A ”empregada dos Sarney” : uma crônica da advocacia criminal
O psiquiatra carioca Marcus Cruz, salvo engano, é o autor da frase “seria cômico, se não fosse trágico, matar o canibal e herdar a sua fome”. Pego essa bela frase reflexiva a fim de a parafraseando, poder aplicá-la a um grave crime ocorrido entre os municípios de Estreito e Santa Helena, pertencentes à baixada maranhense, nos idos de 2001, cujas chacotas da população local pela falta de consciência de cidadania por parte de alguns à época dos trabalhos investigativos policial, deram-se em tom discriminatório e vis quanto à dignidade da pessoa humana morta em face da insistência do órgão policial civil na elucidação do crime.
O corpo de uma jovem fora desovado a 10km da cidade de Santa Helena, entre esta e a cidade Pinheiro “a Princesa da Baixada”, terra natal do ex-presidente José Sarney.
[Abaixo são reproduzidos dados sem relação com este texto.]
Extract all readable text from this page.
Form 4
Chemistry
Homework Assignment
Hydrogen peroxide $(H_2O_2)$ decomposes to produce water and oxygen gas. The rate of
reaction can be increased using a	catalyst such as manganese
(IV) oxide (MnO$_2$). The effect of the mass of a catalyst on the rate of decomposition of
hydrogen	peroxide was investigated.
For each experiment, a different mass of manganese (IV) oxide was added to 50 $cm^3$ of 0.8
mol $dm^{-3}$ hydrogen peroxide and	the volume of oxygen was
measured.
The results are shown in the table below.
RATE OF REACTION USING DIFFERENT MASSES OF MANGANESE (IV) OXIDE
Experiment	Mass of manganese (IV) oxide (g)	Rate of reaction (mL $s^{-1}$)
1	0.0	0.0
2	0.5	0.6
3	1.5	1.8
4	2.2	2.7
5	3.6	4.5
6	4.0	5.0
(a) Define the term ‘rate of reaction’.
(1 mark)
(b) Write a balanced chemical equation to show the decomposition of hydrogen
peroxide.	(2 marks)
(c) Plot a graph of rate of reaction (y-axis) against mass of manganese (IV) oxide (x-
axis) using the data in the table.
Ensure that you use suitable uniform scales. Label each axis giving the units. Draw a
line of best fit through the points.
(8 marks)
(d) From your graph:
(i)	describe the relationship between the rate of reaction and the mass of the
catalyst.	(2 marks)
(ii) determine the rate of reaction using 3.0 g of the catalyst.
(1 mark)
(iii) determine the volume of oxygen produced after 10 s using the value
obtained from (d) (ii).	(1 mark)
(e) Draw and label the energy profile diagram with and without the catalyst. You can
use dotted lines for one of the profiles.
Foram realizadas várias diligências em torno do achado cadavérico, da chegada ao local com o isolamento do mesmo, leitura preliminar com a chamada informalidade na visualização mental dos caminhos do possível crime em busca de vestígios na região em trajeto de suposição dentro de um raio de 1km para frente e para trás, tendo como resultado positivo, de logo o êxito da localização de um par de luvas manchadas com tonalidade avermelhada, dando a entender se tratar de sangue coagulado, obviamente.
Ao lado do corpo estavam uma mochila com os pertences da vítima e um copo plástico contendo o epitetado veneno para rato chamado “chumbinho”.
Como recomendado nos manuais de investigação dos crimes contra a vida, foi realizado um profundo levantamento da vida biográfica da vítima. A partir daí, mediante o achado das luvas e a visibilidade do rastro médico-legal da chamada “máscara equimocial facial” (rosto escurecido em detrimento do restante do corpo), outra inicial conclusão não fora, senão que se tratava de um crime de homicídio, nunca de um suicídio por envenenamento, embora com pendências de outras diligências no bojo das investigações iniciais.
As investigações incomodaram tanto que chegaram ao ponto de dizer numa rádio local, na certa alguém que tinha envolvimento direto ou indireto com os autores do bárbaro crime, que “a vítima deve ser bem empregada dos Sarney para que a Polícia desse tanta atenção ao caso”.
Equívoco ou desinformação à vista, pois quanto mais se provoca o tirocínio policial, mais este aguçado busca elementos que convirjam para elucidação completa de um delito, independente da qualificação da vítima, por conseguinte, vítima é vítima e a lei serve para tutelar o direito de todos.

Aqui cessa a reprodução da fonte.